# Carpet Replacement



## Zman125 (Oct 3, 2002)

Hey guys i am in need of new floor carpet. I have searched and am unable to find a site that sells a direct replacement of the carpet. I have a 98 4 door sentra and would love to be able to find a direct replacement carpet. If anyone knows of a good and reliable site in which i can purchase some carpet it would be greatly appreciated. Thank you!


----------



## samo (Apr 30, 2002)

I'm 99% sure JC Whitney sells replacement carpet in various colors for the B14.


----------



## xt_out (Jun 23, 2003)

i hope you're getting black!!!...this is a link from a long time ago, and im farely certain its the EXACT same for the 200sx, when i start fresh (w/out this long ass link) for a 200 instead of my old sentra, the price jumps $50 or so...so get this and consider yourself saving money! http://66.45.76.155/?SESSIONID=EVV5...SSAN&moldNum=726&model=SENTRA+-+NISSAN+SENTRA


----------



## myoung (Apr 15, 2002)

These guys carry a good supply of pre-molded carpet.. have several Nissan apps.

http://www.accmats.com/


----------



## Radioaktiv (Feb 12, 2004)

$160?
yikes


----------



## myoung (Apr 15, 2002)

Radioaktiv said:


> $160?
> yikes


I guess if you want good stuff, that's what it costs..


----------



## Radioaktiv (Feb 12, 2004)

yeah
i was just expecting like under $100


----------



## SPEEDO (Jun 9, 2003)

just for fun I check a dealers price.... $138.83


----------



## Token Moron (Mar 28, 2003)

dealer is 138?? i dont know about that one.....if i got mine like 3 years ago from JC whitney in black for like $140. direct fit, pre molded and all i had to do was cut holes for the seat bolts, ecu, center console, etc.


----------



## wickedsr20 (Aug 8, 2002)

I plan on getting black carpet for my 200 soon and I will be using either the JC Whitney black carpet or the ACCmats black carpet. I've been wanting to black out the interior for a long time now.


----------



## myoung (Apr 15, 2002)

wickedsr20 said:


> I plan on getting black carpet for my 200 soon and I will be using either the JC Whitney black carpet or the ACCmats black carpet. I've been wanting to black out the interior for a long time now.

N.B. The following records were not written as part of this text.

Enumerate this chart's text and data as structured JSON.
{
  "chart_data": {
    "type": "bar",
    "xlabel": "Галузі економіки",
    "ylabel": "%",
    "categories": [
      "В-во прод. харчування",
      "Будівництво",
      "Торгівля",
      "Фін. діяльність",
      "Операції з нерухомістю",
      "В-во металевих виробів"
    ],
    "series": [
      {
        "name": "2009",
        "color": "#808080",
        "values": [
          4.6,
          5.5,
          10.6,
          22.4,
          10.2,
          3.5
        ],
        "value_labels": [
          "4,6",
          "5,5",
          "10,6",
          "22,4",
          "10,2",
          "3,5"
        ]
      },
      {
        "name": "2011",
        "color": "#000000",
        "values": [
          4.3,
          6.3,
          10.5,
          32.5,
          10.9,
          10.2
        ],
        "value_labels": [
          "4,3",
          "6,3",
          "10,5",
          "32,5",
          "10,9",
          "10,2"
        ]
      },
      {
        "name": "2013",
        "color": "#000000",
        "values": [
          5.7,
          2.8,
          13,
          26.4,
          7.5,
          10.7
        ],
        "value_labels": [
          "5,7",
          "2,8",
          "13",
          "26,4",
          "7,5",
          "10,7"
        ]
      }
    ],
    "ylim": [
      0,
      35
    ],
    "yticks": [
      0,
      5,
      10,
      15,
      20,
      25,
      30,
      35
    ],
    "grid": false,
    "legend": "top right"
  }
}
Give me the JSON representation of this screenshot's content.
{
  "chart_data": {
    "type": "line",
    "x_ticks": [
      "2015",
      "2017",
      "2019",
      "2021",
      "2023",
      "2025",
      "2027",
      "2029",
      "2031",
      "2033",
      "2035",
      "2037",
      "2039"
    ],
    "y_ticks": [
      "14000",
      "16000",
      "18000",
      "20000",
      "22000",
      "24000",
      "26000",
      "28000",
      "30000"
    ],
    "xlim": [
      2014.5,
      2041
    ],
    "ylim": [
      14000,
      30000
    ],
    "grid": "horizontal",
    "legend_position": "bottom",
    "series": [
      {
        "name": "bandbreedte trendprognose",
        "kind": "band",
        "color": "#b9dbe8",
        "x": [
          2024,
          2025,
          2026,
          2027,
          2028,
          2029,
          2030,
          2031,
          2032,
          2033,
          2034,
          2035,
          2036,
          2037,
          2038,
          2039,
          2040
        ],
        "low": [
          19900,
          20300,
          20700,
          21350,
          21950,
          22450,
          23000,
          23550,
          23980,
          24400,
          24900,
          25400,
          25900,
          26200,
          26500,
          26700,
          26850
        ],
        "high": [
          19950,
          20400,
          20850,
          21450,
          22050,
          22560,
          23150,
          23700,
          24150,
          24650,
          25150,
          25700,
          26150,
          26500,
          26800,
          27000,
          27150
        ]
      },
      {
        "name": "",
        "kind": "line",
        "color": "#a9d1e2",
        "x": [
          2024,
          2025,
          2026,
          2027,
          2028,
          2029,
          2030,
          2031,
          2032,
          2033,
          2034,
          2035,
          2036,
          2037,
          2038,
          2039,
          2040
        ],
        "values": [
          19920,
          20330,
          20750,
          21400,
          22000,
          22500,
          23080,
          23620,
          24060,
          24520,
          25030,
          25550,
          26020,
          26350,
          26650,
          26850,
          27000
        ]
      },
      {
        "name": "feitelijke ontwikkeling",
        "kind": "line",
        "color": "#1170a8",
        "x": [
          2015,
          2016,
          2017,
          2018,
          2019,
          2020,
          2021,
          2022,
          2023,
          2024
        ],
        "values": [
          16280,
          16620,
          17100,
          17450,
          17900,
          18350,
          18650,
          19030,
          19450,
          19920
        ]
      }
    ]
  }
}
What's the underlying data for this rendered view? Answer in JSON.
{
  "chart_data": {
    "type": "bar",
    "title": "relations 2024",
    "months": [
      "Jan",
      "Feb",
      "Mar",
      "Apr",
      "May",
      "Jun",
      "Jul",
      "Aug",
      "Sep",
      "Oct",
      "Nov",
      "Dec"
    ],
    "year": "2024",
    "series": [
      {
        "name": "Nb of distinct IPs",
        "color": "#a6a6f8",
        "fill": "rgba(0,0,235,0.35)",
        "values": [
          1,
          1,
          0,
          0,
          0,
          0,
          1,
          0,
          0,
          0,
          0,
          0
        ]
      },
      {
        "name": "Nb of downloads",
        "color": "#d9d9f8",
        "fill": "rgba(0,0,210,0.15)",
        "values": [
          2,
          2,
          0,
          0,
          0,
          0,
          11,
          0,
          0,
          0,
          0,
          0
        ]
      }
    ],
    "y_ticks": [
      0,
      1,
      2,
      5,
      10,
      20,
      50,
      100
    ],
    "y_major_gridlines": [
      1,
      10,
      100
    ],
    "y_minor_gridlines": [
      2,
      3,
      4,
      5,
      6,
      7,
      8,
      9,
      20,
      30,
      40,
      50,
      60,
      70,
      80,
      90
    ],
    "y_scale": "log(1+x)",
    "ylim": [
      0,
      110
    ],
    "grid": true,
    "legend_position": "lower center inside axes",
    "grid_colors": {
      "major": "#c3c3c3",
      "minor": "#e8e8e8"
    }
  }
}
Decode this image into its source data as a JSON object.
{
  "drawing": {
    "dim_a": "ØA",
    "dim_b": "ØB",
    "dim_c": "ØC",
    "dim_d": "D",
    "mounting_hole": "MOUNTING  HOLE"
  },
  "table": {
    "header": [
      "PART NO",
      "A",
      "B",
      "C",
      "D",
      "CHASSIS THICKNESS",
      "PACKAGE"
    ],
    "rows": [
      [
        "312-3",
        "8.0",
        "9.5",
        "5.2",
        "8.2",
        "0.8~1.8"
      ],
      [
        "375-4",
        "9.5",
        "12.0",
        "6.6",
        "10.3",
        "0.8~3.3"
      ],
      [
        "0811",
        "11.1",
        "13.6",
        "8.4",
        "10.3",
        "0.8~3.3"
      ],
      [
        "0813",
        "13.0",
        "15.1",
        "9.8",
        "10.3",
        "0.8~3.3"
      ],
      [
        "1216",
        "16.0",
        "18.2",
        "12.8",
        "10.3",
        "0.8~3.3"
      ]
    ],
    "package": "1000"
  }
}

I would imagine the ACCmats carpet is a lot better than the JC Whitney stuff. You can find some good deals through JC but they also sell a lot of crap.


----------



## pete? (Jul 6, 2004)

^ i agree jcw stuff may be pretty shody (i meen you can get it in neon yellow..........i have nothing left to say lol) and you dont want chincy looking carpet. id spend the extra money and get very high quality carpet in jet black for my car


----------



## Radioaktiv (Feb 12, 2004)

mmm black carpet would be nice
too bad im too freakin cheap to drop 2 bills on some carpet


----------



## pete? (Jul 6, 2004)

i may be looking at the wrong carpet but jcw says its now $219! http://www.jcwhitney.com/autoparts/ProductDisplay/s-10101/p-6692/c-10101


----------



## schauhan (Apr 29, 2004)

I recently got carpet for my sentra 91 from http://www.accmats.com/ through dealer for $138, carpet sounds pretty decent. I am happy with the purchase.


----------



## FatBoy4 (May 12, 2002)

ok i just found this thread and my carpet is crap and the padding is also coming up on my drivers side so I was thinking of replacing it now does this aftermarket come with the padding also?


----------